Fact #1: Today is my son, Billy's 13th birthday.
Fact #2: There are over 700 schools in Toronto.
Fact #3: Of those 700 schools, only 23 of them are closed because of Sandy the Storm.
Fact #4: Of those 23 schools that are closed, one is mine and one is my son's.
Fact #5: Burger Priest in Toronto is infamous for its lunchtime lineups.
Fact #6: When Billy and I (and his sister and his friend) went to the Priest today for lunch, there was not a single person in line.
How weird is that?
On second thought, its not weird. Its a gift. A gift for my son and a gift for me. Or at least a reminder of the gift I was given 13 years ago today.
Every day, I drive my son to and from school, make him breakfast, lunch, and dinner, nag him about homework, nag him about practicing his drums, nag him about getting ready for his Bar Mitzvah, nag him about finding something else to do instead of watching tv/playing on his Ipad/playing video games, nag him about brushing his teeth, taking a shower, hanging up his coat, setting the table, putting his plate in the dishwasher, and doing something with his mop of hair. I do all those things because I love him so much and just want him to have the best possible life. But I think that I've been so busy making sure that he has the perfect life, I forgot to take the time to think about the perfect person that he already was the night he was born.
The night Billy was born was the night I truly started believing in G-d.

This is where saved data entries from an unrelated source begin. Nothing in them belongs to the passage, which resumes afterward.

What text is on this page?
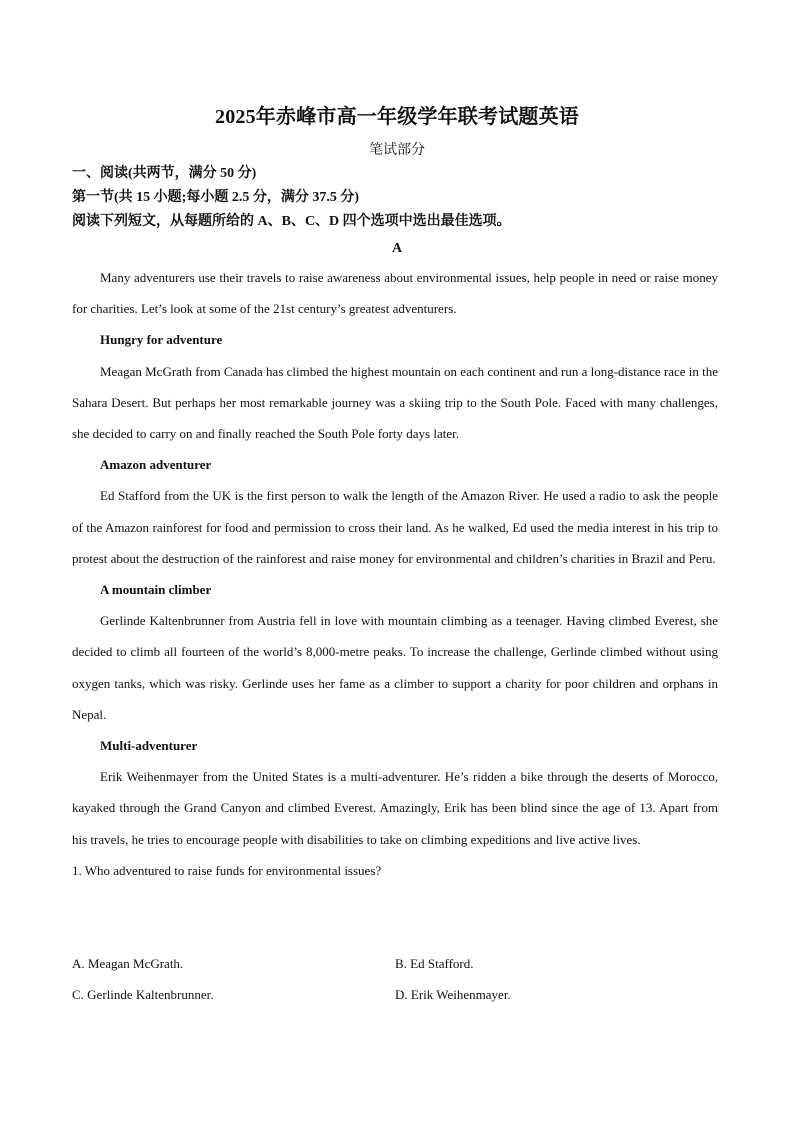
2025年赤峰市高一年级学年联考试题英语
笔试部分
一、阅读(共两节，满分 50 分)
第一节(共 15 小题;每小题 2.5 分，满分 37.5 分)
阅读下列短文，从每题所给的 A、B、C、D 四个选项中选出最佳选项。
A

Many adventurers use their travels to raise awareness about environmental issues, help people in need or raise money for charities. Let’s look at some of the 21st century’s greatest adventurers.

Hungry for adventure

Meagan McGrath from Canada has climbed the highest mountain on each continent and run a long-distance race in the Sahara Desert. But perhaps her most remarkable journey was a skiing trip to the South Pole. Faced with many challenges, she decided to carry on and finally reached the South Pole forty days later.

Amazon adventurer

Ed Stafford from the UK is the first person to walk the length of the Amazon River. He used a radio to ask the people of the Amazon rainforest for food and permission to cross their land. As he walked, Ed used the media interest in his trip to protest about the destruction of the rainforest and raise money for environmental and children’s charities in Brazil and Peru.

A mountain climber

Gerlinde Kaltenbrunner from Austria fell in love with mountain climbing as a teenager. Having climbed Everest, she decided to climb all fourteen of the world’s 8,000-metre peaks. To increase the challenge, Gerlinde climbed without using oxygen tanks, which was risky. Gerlinde uses her fame as a climber to support a charity for poor children and orphans in Nepal.

Multi-adventurer

Erik Weihenmayer from the United States is a multi-adventurer. He’s ridden a bike through the deserts of Morocco, kayaked through the Grand Canyon and climbed Everest. Amazingly, Erik has been blind since the age of 13. Apart from his travels, he tries to encourage people with disabilities to take on climbing expeditions and live active lives.

1. Who adventured to raise funds for environmental issues?

A. Meagan McGrath.	B. Ed Stafford.
C. Gerlinde Kaltenbrunner.	D. Erik Weihenmayer.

It was 7pm on the evening of October 29th when my labour pains started. But they didn't start slow and build gradually; they started off fast and furious, just a minute or two apart. We rushed down to the hospital where it was determined that not only was I in labour, but that my baby was in distress. The Doctor reassured me that everything was under control; I would still be able to deliver him normally, they would just have to keep a close eye on us.
Then my labour stopped. I stopped having contractions. I stopped dilating. It all just stopped. The Doctors and nurses couldn't figure out how I could have gone from having the world's fastest, most intense labour to no labour at all. But I knew why. My baby was in danger and God needed to get me to the hospital. And as soon as we were in a safe place, it wasn't safe for me to be in labour any more.
Two hours later, my perfect little Billy was born by emergency C-section after near fetal cardiac arrest. He was so tiny and so red. They had to whisk him away to make sure he was ok but not before I heard the nurses debating his weight. Officially, he was 5 pounds, 15 ounces, but they declared him 6 pounds, "because he had a rough day."
They brought him back to me a little while later, and said he was as perfect as I knew he would be.
Since that first miracle on the night he was born, I have experienced so many other small miracles with Billy that there is no doubt in my mind, G-d meant for him to be my son. And for me to be his mother.
Billy has a smile that lights up a room; every teacher he's ever had has said if it weren't for that smile, he'd drive them bananas. He is at the same time the silliest little boy and the wisest old soul. He'd give away every penny he has to homeless individuals if he could (he actually tried to once; he brought his personal life savings to school and tried to donate it all without our knowledge but the teacher called us because bringing a meter-high Hershey Chocolate syrup piggy bank to school seemed suspicious) but save just enough for the latest Simpsons comic, yoyo, or water balloons. He swore off McDonalds for a year (and stuck with it) because he commented that while the food does not at all taste good, it is strangely addicting. A thought that troubled him. That is just one of his many deep thoughts.
At 3, he called his wrists arm ankles because he didn't know the word "wrist" yet and arm-ankle made sense.
At 7 he tried to swear off birthdays because he already knew that its better to be a kid.
At 9, he stopped being a bystander and stood up to his friends who were bullying another boy. He lost all his friends that day. He's never regretted his actions.
At the age of 10, he threw all of his clothing that was manufactured in South Asia away to protest child labour.
At 11, he volunteered to do the eulogy at his grandfather's funeral.
At 12, he commented that while all the other kids were so busy trying to be like everyone else, he would much rather be an individual.
At the age of 13(!) he still tells me he loves me every morning when he leaves for school, and every night, he waits for me to hug him and tell him how proud of him I am for __________________(something he did that day).
And so today, 13 years after that first miracle, I was given another. A divine source gave me one extra, extra-special day to spend with my baby boy before he grows up.